Het recente arrest van het Hof van Cassatie, Ordonnantie nr. 16166 van 2024, biedt een belangrijke interpretatie met betrekking tot de stuiting van de verjaring in het kader van het buitengewoon beheer van grote bedrijven in moeilijkheden. In het bijzonder heeft het Hof verduidelijkt dat het stuitende effect van de verjaring pas optreedt na de toelating van de vordering tot het passief van de procedure, en uitsluit dat de enkele indiening van het verzoek tot toelating een vergelijkbaar effect kan hebben.

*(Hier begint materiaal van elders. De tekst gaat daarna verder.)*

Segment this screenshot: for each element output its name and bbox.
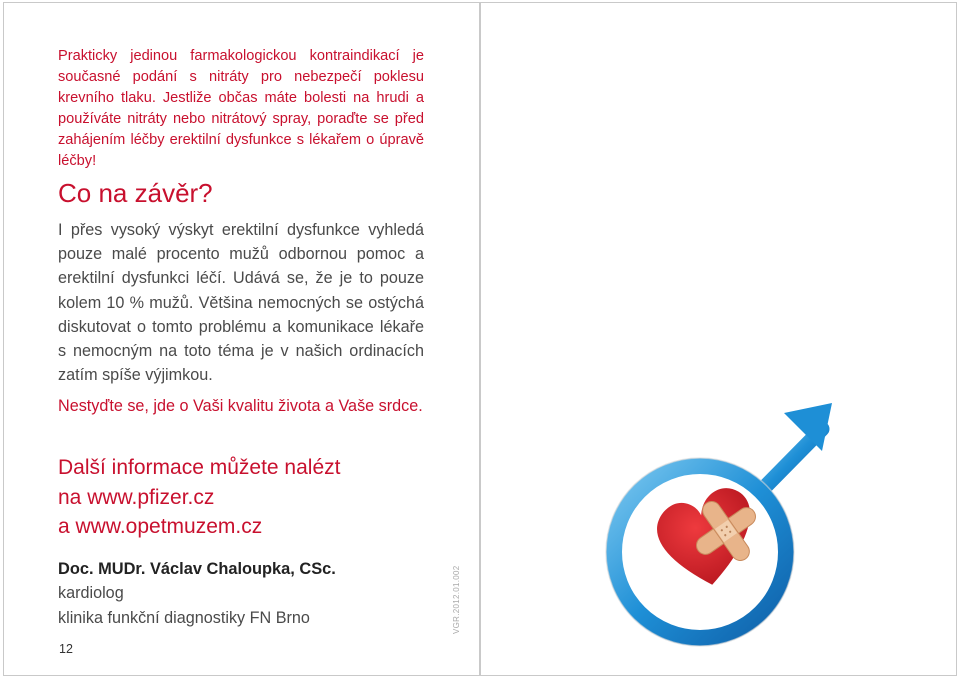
author-name: Doc. MUDr. Václav Chaloupka, CSc. [58,560,336,578]
author-block [58,557,438,631]
author-role: kardiolog [58,584,124,602]
opetmuzem-link[interactable]: a www.opetmuzem.cz [58,515,263,538]
call-to-action: Nestyďte se, jde o Vaši kvalitu života a Vaše srdce. [58,397,423,415]
pfizer-link[interactable]: na www.pfizer.cz [58,485,215,509]
more-info-block [58,453,438,542]
page-number: 12 [59,642,73,656]
more-info-line: Další informace můžete nalézt [58,456,341,479]
male-symbol-heart-bandage-icon [600,395,840,655]
contraindication-warning: Prakticky jedinou farmakologickou kontraindikací je současné podání s nitráty pro nebezpečí poklesu krevního tlaku. Jestliže občas máte bolesti na hrudi a používáte nitráty nebo nitrátový spray, poraďte se před zahájením léčby erektilní dysfunkce s lékařem o úpravě léčby! [58,48,424,169]
document-code: VGR.2012.01.002 [452,565,461,634]
conclusion-paragraph: I přes vysoký výskyt erektilní dysfunkce vyhledá pouze malé procento mužů odbornou pomoc a erektilní dysfunkci léčí. Udává se, že je to pouze kolem 10 % mužů. Většina nemocných se ostýchá diskutovat o tomto problému a komunikace lékaře s nemocným na toto téma je v našich ordinacích zatím spíše výjimkou. [58,221,424,385]
conclusion-heading: Co na závěr? [58,178,213,208]
author-workplace: klinika funkční diagnostiky FN Brno [58,609,310,627]
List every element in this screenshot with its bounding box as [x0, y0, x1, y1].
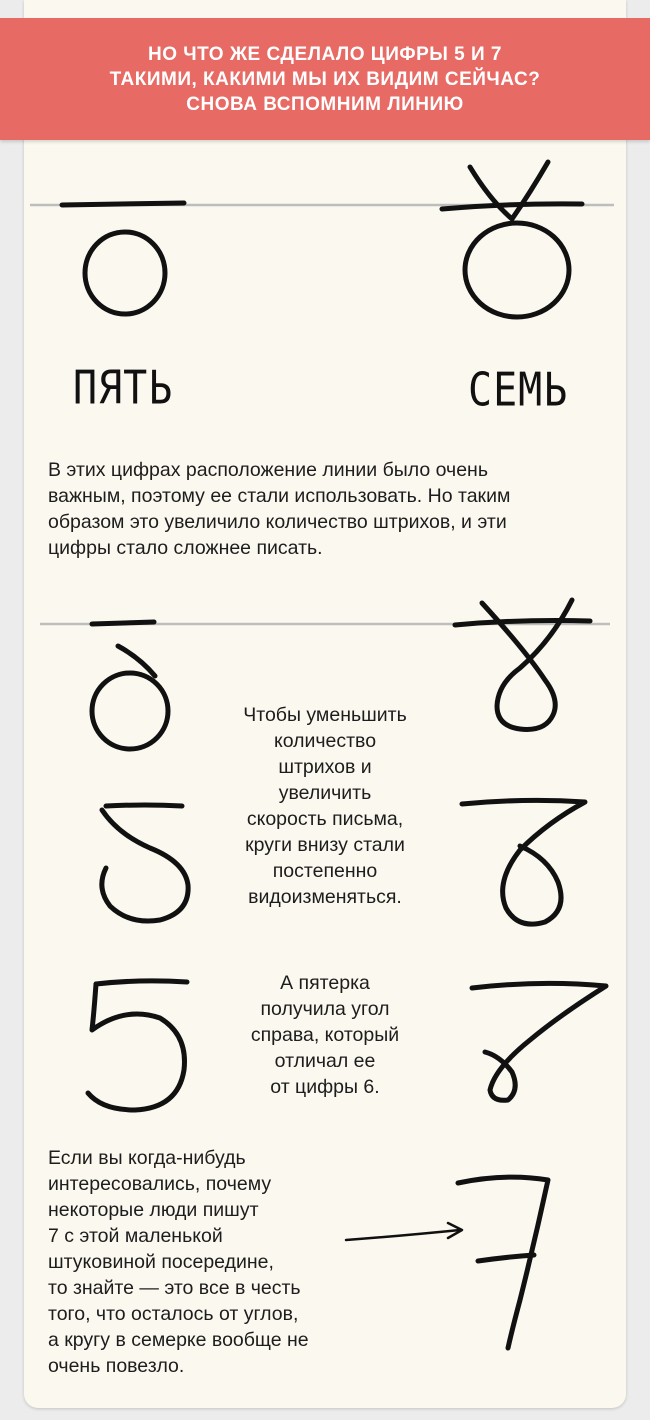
caption-line: штрихов и [278, 756, 372, 778]
digit-five-stage-1 [92, 622, 168, 749]
digit-seven-original [442, 162, 582, 317]
conclusion-line: интересовались, почему [48, 1173, 272, 1195]
digit-seven-stage-3 [472, 983, 606, 1100]
conclusion-line: 7 с этой маленькой [48, 1225, 223, 1247]
digit-seven-stage-2 [462, 800, 585, 924]
caption-line: увеличить [278, 782, 372, 804]
label-seven: СЕМЬ [468, 364, 569, 417]
conclusion-line: то знайте — это все в честь [48, 1277, 301, 1299]
label-five: ПЯТЬ [73, 362, 174, 415]
conclusion-line: штуковиной посередине, [48, 1251, 274, 1273]
caption-line: видоизменяться. [248, 886, 402, 908]
digit-five-stage-2 [102, 805, 188, 921]
conclusion-line: а кругу в семерке вообще не [48, 1329, 309, 1351]
caption-line: круги внизу стали [245, 834, 405, 856]
caption-line: отличал ее [274, 1050, 376, 1072]
caption-line: скорость письма, [246, 808, 404, 830]
intro-line: важным, поэтому ее стали использовать. Но таким [48, 485, 511, 507]
conclusion-paragraph [48, 1145, 348, 1379]
caption-line: получила угол [260, 998, 390, 1020]
caption-line: Чтобы уменьшить [243, 704, 407, 726]
intro-line: образом это увеличило количество штрихов, и эти [48, 511, 507, 533]
conclusion-line: некоторые люди пишут [48, 1199, 259, 1221]
digit-five-original [62, 203, 184, 314]
header-line-1: НО ЧТО ЖЕ СДЕЛАЛО ЦИФРЫ 5 И 7 [148, 43, 502, 65]
intro-paragraph [48, 457, 608, 561]
intro-line: цифры стало сложнее писать. [48, 537, 323, 559]
digit-five-stage-3 [88, 981, 187, 1110]
caption-line: от цифры 6. [270, 1076, 380, 1098]
conclusion-line: Если вы когда-нибудь [48, 1147, 246, 1169]
arrow-icon [346, 1223, 462, 1240]
caption-line: справа, который [250, 1024, 400, 1046]
digit-seven-modern [458, 1177, 548, 1348]
header-line-3: СНОВА ВСПОМНИМ ЛИНИЮ [186, 93, 464, 115]
conclusion-line: очень повезло. [48, 1355, 185, 1377]
caption-line: постепенно [272, 860, 378, 882]
intro-line: В этих цифрах расположение линии было очень [48, 459, 488, 481]
evolution-caption [220, 702, 430, 910]
header-line-2: ТАКИМИ, КАКИМИ МЫ ИХ ВИДИМ СЕЙЧАС? [109, 68, 541, 90]
caption-line: А пятерка [280, 972, 370, 994]
caption-line: количество [273, 730, 377, 752]
conclusion-line: того, что осталось от углов, [48, 1303, 299, 1325]
five-angle-caption [220, 970, 430, 1100]
digit-seven-stage-1 [455, 600, 590, 729]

De referentiewetgeving voor buitengewoon beheer is opgenomen in de Faillissementswet, met name in de artikelen 208 en 209. Deze artikelen schetsen het kader voor het beheer van bedrijfscrises en bepalen de procedures voor toelating tot het passief en de gevolgen voor schuldeisers. Het Hof heeft herhaald dat alleen de formele toelating tot het passief de stuiting van de verjaring mogelijk maakt, een beginsel dat geworteld is in het Burgerlijk Wetboek, artikel 2945.
In het algemeen. Wat betreft het buitengewoon beheer van grote bedrijven in moeilijkheden, wordt de stuiting van de verjaring ten gunste van schuldeisers, met permanent effect gedurende de gehele procedure, alleen vastgesteld na de toelating van de betreffende vordering tot het passief van de procedure, zodat geen vergelijkbaar effect kan worden erkend aan de enkele indiening door de schuldeiser van het verzoek tot toelating tot het passief, dat niet gelijkgesteld kan worden met het instellen van een gerechtelijke vordering. (In dit geval heeft het Hof van Cassatie vastgesteld dat de enkele aanvraag tot toelating tot het passief op zichzelf slechts een onmiddellijk stuitend effect van de verjaring had, aangezien de aanvraag niet werd gevolgd door de indiening door de curatoren van de lijst van toegelaten schuldeisers, noch - aangezien de aanvragende schuldeiser geen verzet had ingesteld - door een toelatingsbesluit van de rechtbank, waarbij het vervolgens irrelevant bleek dat na het buitengewoon beheer de opening van het faillissement volgde).
Dit arrest heeft belangrijke implicaties voor schuldeisers en bedrijven onder buitengewoon beheer. Het verduidelijkt namelijk dat:
In wezen wilde het Hof van Cassatie verwarring en onzekerheid in het systeem voorkomen, door te stellen dat de enige manier om de stuiting van de verjaring te garanderen, is door de juiste procedures te volgen en een formele toelating te verkrijgen.
Het arrest nr. 16166 van 2024 vertegenwoordigt een belangrijke verduidelijking op het gebied van buitengewoon beheer en verjaring, en herhaalt het belang van het volgen van wettelijke procedures ter bescherming van de rechten van schuldeisers. Deze nadruk op formaliteit en de noodzaak van een duidelijk proces is cruciaal voor zowel juridische professionals als bedrijven die betrokken zijn bij crisissituaties. Het begrijpen van deze aspecten helpt niet alleen bij het beschermen van de rechten van schuldeisers, maar vormt ook een stap naar een transparanter beheer van bedrijfscrises.